Publication year - 2021
Publication title -
american journal of hematology
Language(s) - English
Resource type - Journals
SCImago Journal Rank - 2.456
H-Index - 105
eISSN - 1096-8652
pISSN - 0361-8609
DOI - 10.1002/ajh.26217
Subject(s) - fibrin , protamine , heparin , cardiopulmonary bypass , protamine sulfate , confocal microscopy , chemistry , medicine , cardiology , immunology , biology , microbiology and biotechnology
During cardiac surgery with cardiopulmonary bypass (CPB), altered hemostatic balance may disrupt fibrin assembly, predisposing patients to perioperative hemorrhage. We investigated the utility of a novel device termed spectrally‐encoded confocal microscopy (SECM) for assessing fibrin clot polymerization following heparin and protamine administration in CPB patients. SECM is a novel, high‐speed optical approach to visualize and quantify fibrin clot formation in three dimensions with high spatial resolution (1.0 μm) over a volumetric field‐of‐view (165 × 4000 × 36 μm). The measurement sensitivity of SECM was first determined using plasma samples from normal subjects spiked with heparin and protamine. Next, SECM was performed in plasma samples from patients on CPB to quantify the extent to which fibrin clot dynamics and microstructure were altered by CPB exposure. In spiked samples, prolonged fibrin time (4.4 ± 1.8 to 49.3 ± 16.8 min, p < 0.001) and diminished fibrin network density (0.079 ± 0.010 to 0.001 ± 0.002 A.U, p < 0.001) with increasing heparin concentration were reported by SECM. Furthermore, fibrin network density was not restored to baseline levels in protamine‐treated samples.

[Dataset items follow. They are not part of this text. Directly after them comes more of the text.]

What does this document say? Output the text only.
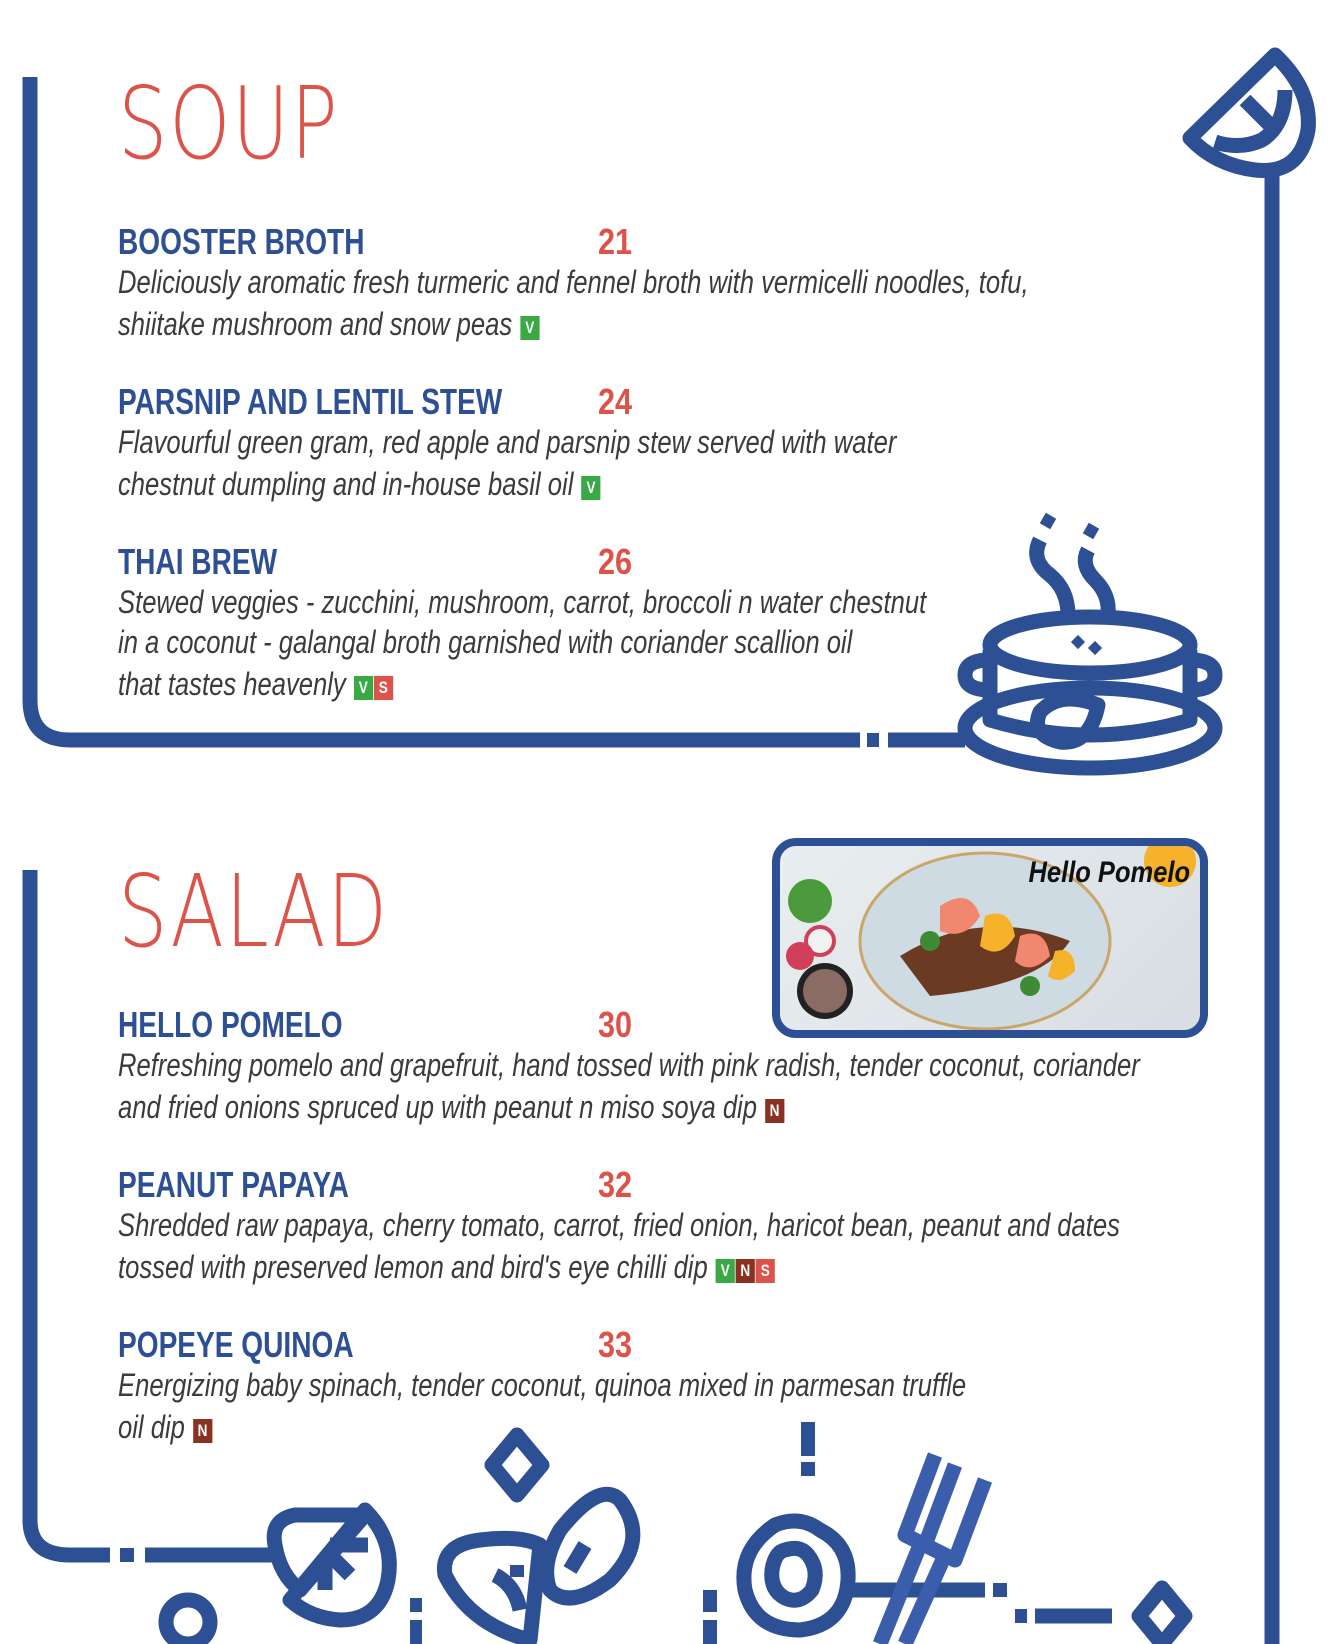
SOUP
BOOSTER BROTH	21
Deliciously aromatic fresh turmeric and fennel broth with vermicelli noodles, tofu,
shiitake mushroom and snow peas V
PARSNIP AND LENTIL STEW	24
Flavourful green gram, red apple and parsnip stew served with water
chestnut dumpling and in-house basil oil V
THAI BREW	26
Stewed veggies - zucchini, mushroom, carrot, broccoli n water chestnut
in a coconut - galangal broth garnished with coriander scallion oil
that tastes heavenly V S
SALAD	Hello Pomelo
HELLO POMELO	30
Refreshing pomelo and grapefruit, hand tossed with pink radish, tender coconut, coriander
and fried onions spruced up with peanut n miso soya dip N
PEANUT PAPAYA	32
Shredded raw papaya, cherry tomato, carrot, fried onion, haricot bean, peanut and dates
tossed with preserved lemon and bird's eye chilli dip V N S
POPEYE QUINOA	33
Energizing baby spinach, tender coconut, quinoa mixed in parmesan truffle
oil dip N
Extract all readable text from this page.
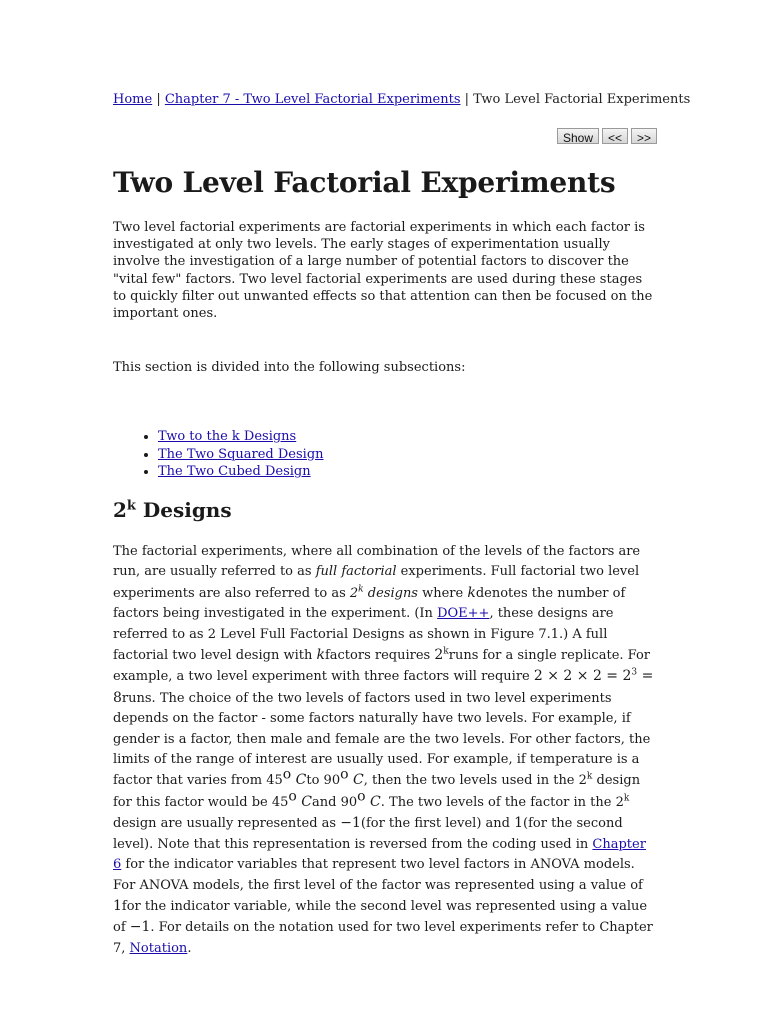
Home | Chapter 7 - Two Level Factorial Experiments | Two Level Factorial Experiments
Show	<<	>>
Two Level Factorial Experiments

Two level factorial experiments are factorial experiments in which each factor is investigated at only two levels. The early stages of experimentation usually involve the investigation of a large number of potential factors to discover the "vital few" factors. Two level factorial experiments are used during these stages to quickly filter out unwanted effects so that attention can then be focused on the important ones.

This section is divided into the following subsections:

• Two to the k Designs
• The Two Squared Design
• The Two Cubed Design
2$^k$ Designs

The factorial experiments, where all combination of the levels of the factors are run, are usually referred to as full factorial experiments. Full factorial two level experiments are also referred to as 2$^k$ designs where kdenotes the number of factors being investigated in the experiment. (In DOE++, these designs are referred to as 2 Level Full Factorial Designs as shown in Figure 7.1.) A full factorial two level design with kfactors requires 2$^k$runs for a single replicate. For example, a two level experiment with three factors will require $2 \times 2 \times 2 = 2^3$ = 8runs. The choice of the two levels of factors used in two level experiments depends on the factor - some factors naturally have two levels. For example, if gender is a factor, then male and female are the two levels. For other factors, the limits of the range of interest are usually used. For example, if temperature is a factor that varies from 45$^o$ Cto 90$^o$ C, then the two levels used in the 2$^k$ design for this factor would be 45$^o$ Cand 90$^o$ C. The two levels of the factor in the 2$^k$ design are usually represented as −1(for the first level) and 1(for the second level). Note that this representation is reversed from the coding used in Chapter 6 for the indicator variables that represent two level factors in ANOVA models. For ANOVA models, the first level of the factor was represented using a value of 1for the indicator variable, while the second level was represented using a value of −1. For details on the notation used for two level experiments refer to Chapter 7, Notation.
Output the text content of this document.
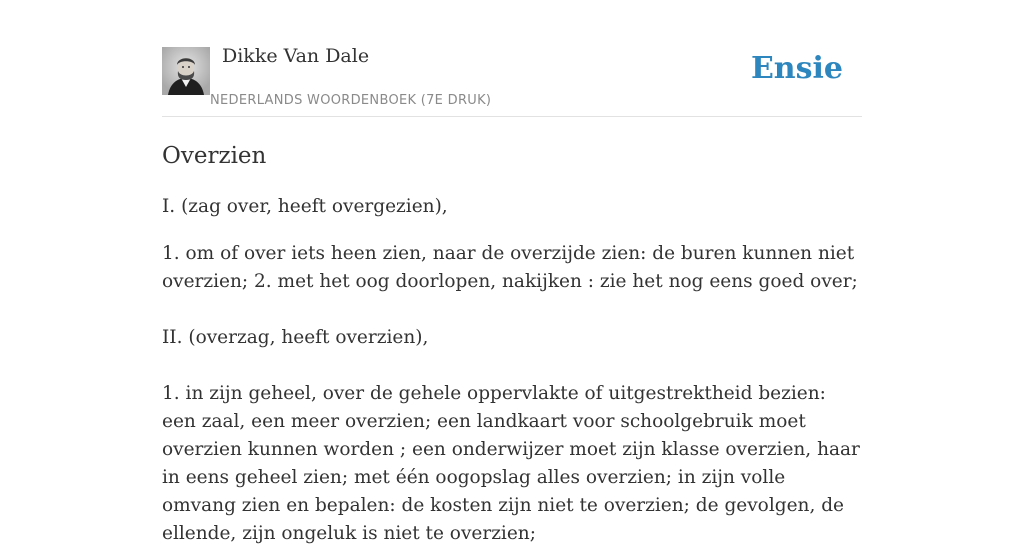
Dikke Van Dale
NEDERLANDS WOORDENBOEK (7E DRUK)
Ensie
Overzien

I. (zag over, heeft overgezien),

1. om of over iets heen zien, naar de overzijde zien: de buren kunnen niet overzien; 2. met het oog doorlopen, nakijken : zie het nog eens goed over;

II. (overzag, heeft overzien),

1. in zijn geheel, over de gehele oppervlakte of uitgestrektheid bezien: een zaal, een meer overzien; een landkaart voor schoolgebruik moet overzien kunnen worden ; een onderwijzer moet zijn klasse overzien, haar in eens geheel zien; met één oogopslag alles overzien; in zijn volle omvang zien en bepalen: de kosten zijn niet te overzien; de gevolgen, de ellende, zijn ongeluk is niet te overzien;
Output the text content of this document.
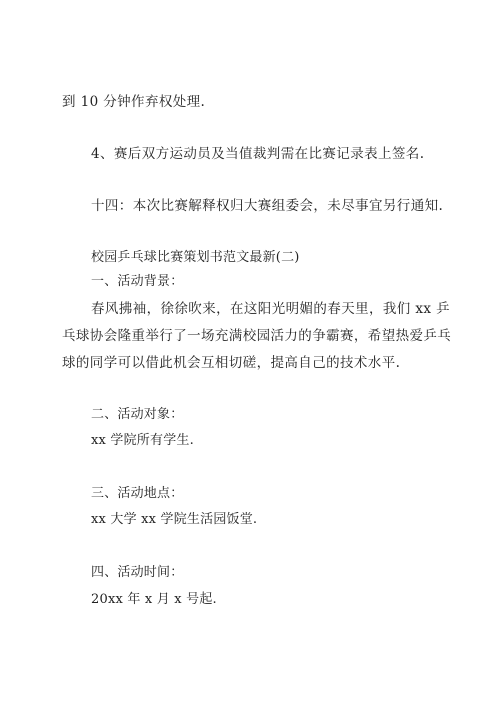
到 10 分钟作弃权处理.
4、赛后双方运动员及当值裁判需在比赛记录表上签名.
十四：本次比赛解释权归大赛组委会，未尽事宜另行通知.
校园乒乓球比赛策划书范文最新(二)
一、活动背景：
春风拂袖，徐徐吹来，在这阳光明媚的春天里，我们 xx 乒
乓球协会隆重举行了一场充满校园活力的争霸赛，希望热爱乒乓
球的同学可以借此机会互相切磋，提高自己的技术水平.
二、活动对象：
xx 学院所有学生.
三、活动地点：
xx 大学 xx 学院生活园饭堂.
四、活动时间：
20xx 年 x 月 x 号起.
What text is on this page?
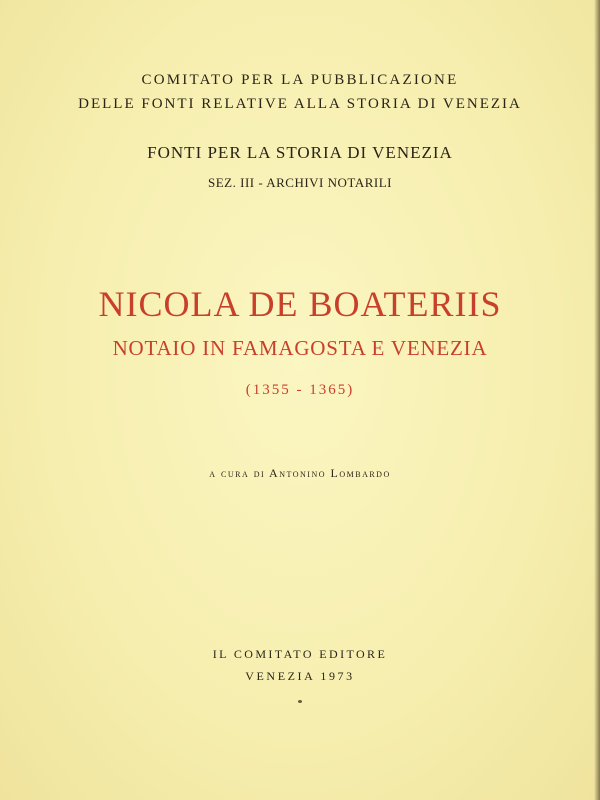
COMITATO PER LA PUBBLICAZIONE
DELLE FONTI RELATIVE ALLA STORIA DI VENEZIA
FONTI PER LA STORIA DI VENEZIA
SEZ. III - ARCHIVI NOTARILI
NICOLA DE BOATERIIS
NOTAIO IN FAMAGOSTA E VENEZIA
(1355 - 1365)
a cura di Antonino Lombardo
IL COMITATO EDITORE
VENEZIA 1973
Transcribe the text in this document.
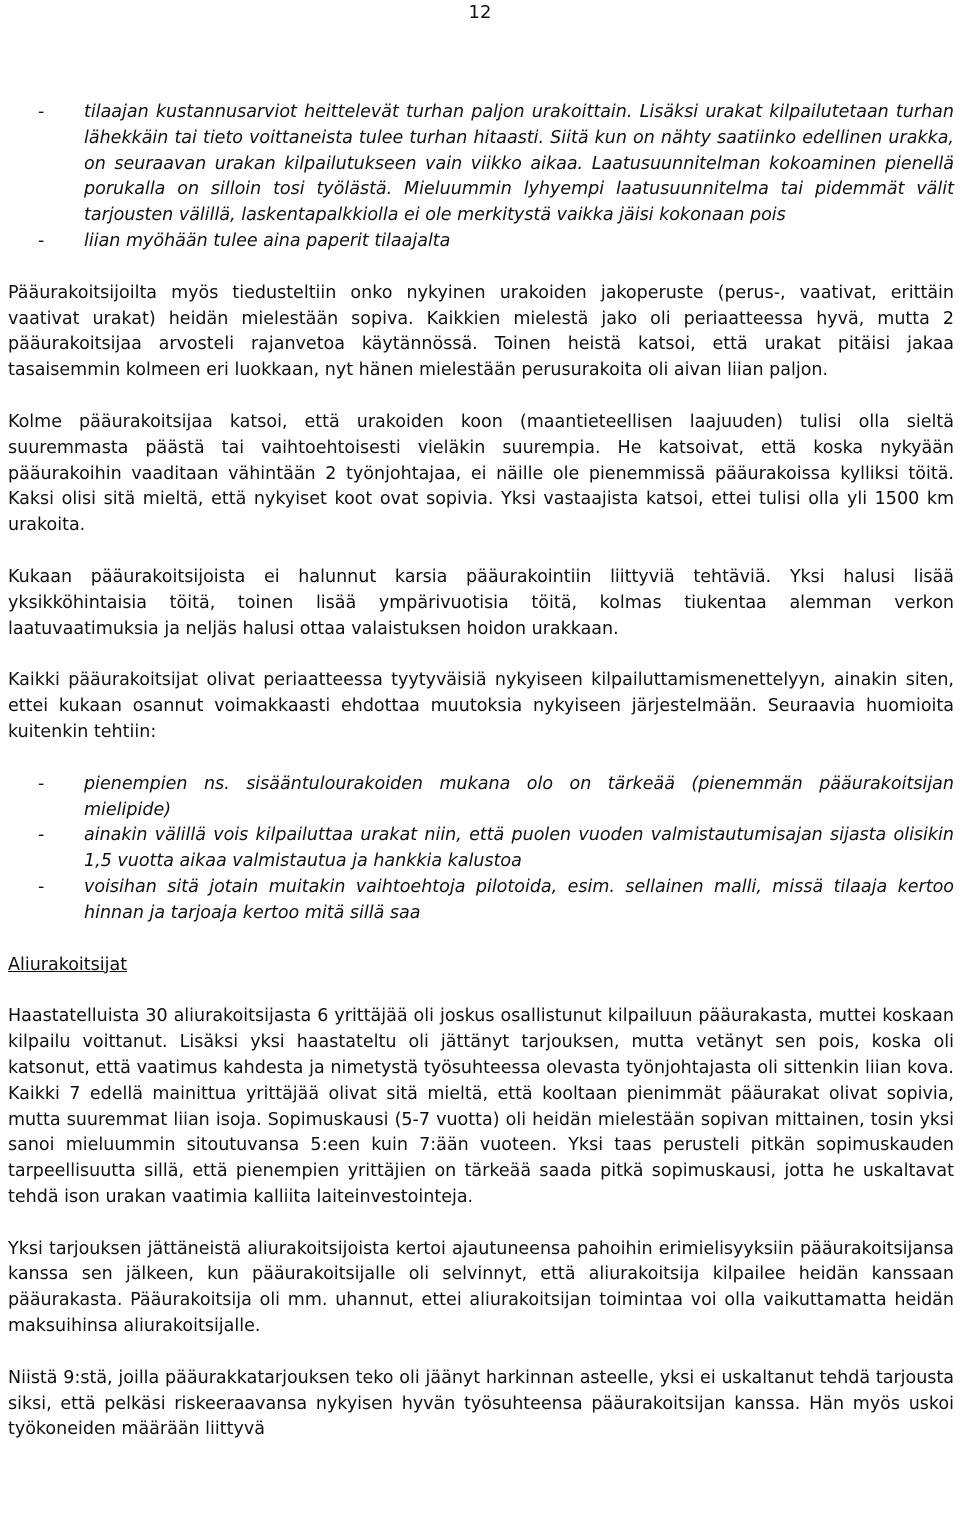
12
- tilaajan kustannusarviot heittelevät turhan paljon urakoittain. Lisäksi urakat kilpailutetaan turhan lähekkäin tai tieto voittaneista tulee turhan hitaasti. Siitä kun on nähty saatiinko edellinen urakka, on seuraavan urakan kilpailutukseen vain viikko aikaa. Laatusuunnitelman kokoaminen pienellä porukalla on silloin tosi työlästä. Mieluummin lyhyempi laatusuunnitelma tai pidemmät välit tarjousten välillä, laskentapalkkiolla ei ole merkitystä vaikka jäisi kokonaan pois
- liian myöhään tulee aina paperit tilaajalta

Pääurakoitsijoilta myös tiedusteltiin onko nykyinen urakoiden jakoperuste (perus-, vaativat, erittäin vaativat urakat) heidän mielestään sopiva. Kaikkien mielestä jako oli periaatteessa hyvä, mutta 2 pääurakoitsijaa arvosteli rajanvetoa käytännössä. Toinen heistä katsoi, että urakat pitäisi jakaa tasaisemmin kolmeen eri luokkaan, nyt hänen mielestään perusurakoita oli aivan liian paljon.

Kolme pääurakoitsijaa katsoi, että urakoiden koon (maantieteellisen laajuuden) tulisi olla sieltä suuremmasta päästä tai vaihtoehtoisesti vieläkin suurempia. He katsoivat, että koska nykyään pääurakoihin vaaditaan vähintään 2 työnjohtajaa, ei näille ole pienemmissä pääurakoissa kylliksi töitä. Kaksi olisi sitä mieltä, että nykyiset koot ovat sopivia. Yksi vastaajista katsoi, ettei tulisi olla yli 1500 km urakoita.

Kukaan pääurakoitsijoista ei halunnut karsia pääurakointiin liittyviä tehtäviä. Yksi halusi lisää yksikköhintaisia töitä, toinen lisää ympärivuotisia töitä, kolmas tiukentaa alemman verkon laatuvaatimuksia ja neljäs halusi ottaa valaistuksen hoidon urakkaan.

Kaikki pääurakoitsijat olivat periaatteessa tyytyväisiä nykyiseen kilpailuttamismenettelyyn, ainakin siten, ettei kukaan osannut voimakkaasti ehdottaa muutoksia nykyiseen järjestelmään. Seuraavia huomioita kuitenkin tehtiin:

- pienempien ns. sisääntulourakoiden mukana olo on tärkeää (pienemmän pääurakoitsijan mielipide)
- ainakin välillä vois kilpailuttaa urakat niin, että puolen vuoden valmistautumisajan sijasta olisikin 1,5 vuotta aikaa valmistautua ja hankkia kalustoa
- voisihan sitä jotain muitakin vaihtoehtoja pilotoida, esim. sellainen malli, missä tilaaja kertoo hinnan ja tarjoaja kertoo mitä sillä saa

Aliurakoitsijat

Haastatelluista 30 aliurakoitsijasta 6 yrittäjää oli joskus osallistunut kilpailuun pääurakasta, muttei koskaan kilpailu voittanut. Lisäksi yksi haastateltu oli jättänyt tarjouksen, mutta vetänyt sen pois, koska oli katsonut, että vaatimus kahdesta ja nimetystä työsuhteessa olevasta työnjohtajasta oli sittenkin liian kova. Kaikki 7 edellä mainittua yrittäjää olivat sitä mieltä, että kooltaan pienimmät pääurakat olivat sopivia, mutta suuremmat liian isoja. Sopimuskausi (5-7 vuotta) oli heidän mielestään sopivan mittainen, tosin yksi sanoi mieluummin sitoutuvansa 5:een kuin 7:ään vuoteen. Yksi taas perusteli pitkän sopimuskauden tarpeellisuutta sillä, että pienempien yrittäjien on tärkeää saada pitkä sopimuskausi, jotta he uskaltavat tehdä ison urakan vaatimia kalliita laiteinvestointeja.

Yksi tarjouksen jättäneistä aliurakoitsijoista kertoi ajautuneensa pahoihin erimielisyyksiin pääurakoitsijansa kanssa sen jälkeen, kun pääurakoitsijalle oli selvinnyt, että aliurakoitsija kilpailee heidän kanssaan pääurakasta. Pääurakoitsija oli mm. uhannut, ettei aliurakoitsijan toimintaa voi olla vaikuttamatta heidän maksuihinsa aliurakoitsijalle.

Niistä 9:stä, joilla pääurakkatarjouksen teko oli jäänyt harkinnan asteelle, yksi ei uskaltanut tehdä tarjousta siksi, että pelkäsi riskeeraavansa nykyisen hyvän työsuhteensa pääurakoitsijan kanssa. Hän myös uskoi työkoneiden määrään liittyvä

In CPB patients, SECM reported lower fibrin network density in protaminized samples (0.055 ± 0.01 A.U. [Arbitrary units]) vs baseline values (0.066 ± 0.009 A.U.) ( p = 0.03) despite comparable fibrin time (baseline = 6.0 ± 1.3, protamine = 6.4 ± 1.6 min, p = 0.5). In these patients, additional metrics including fibrin heterogeneity, length and straightness were quantified. Note, SECM revealed that following protamine administration with CPB exposure, fibrin clots were more heterogeneous (baseline = 0.11 ± 0.02 A.U, protamine = 0.08 ± 0.01 A.U, p = 0.008) with straighter fibers (baseline = 0.918 ± 0.003A.U, protamine = 0.928 ± 0.0006A.U. p < 0.001). By providing the capability to rapidly visualize and quantify fibrin clot microstructure, SECM could furnish a new approach for assessing clot stability and hemostasis in cardiac surgical patients.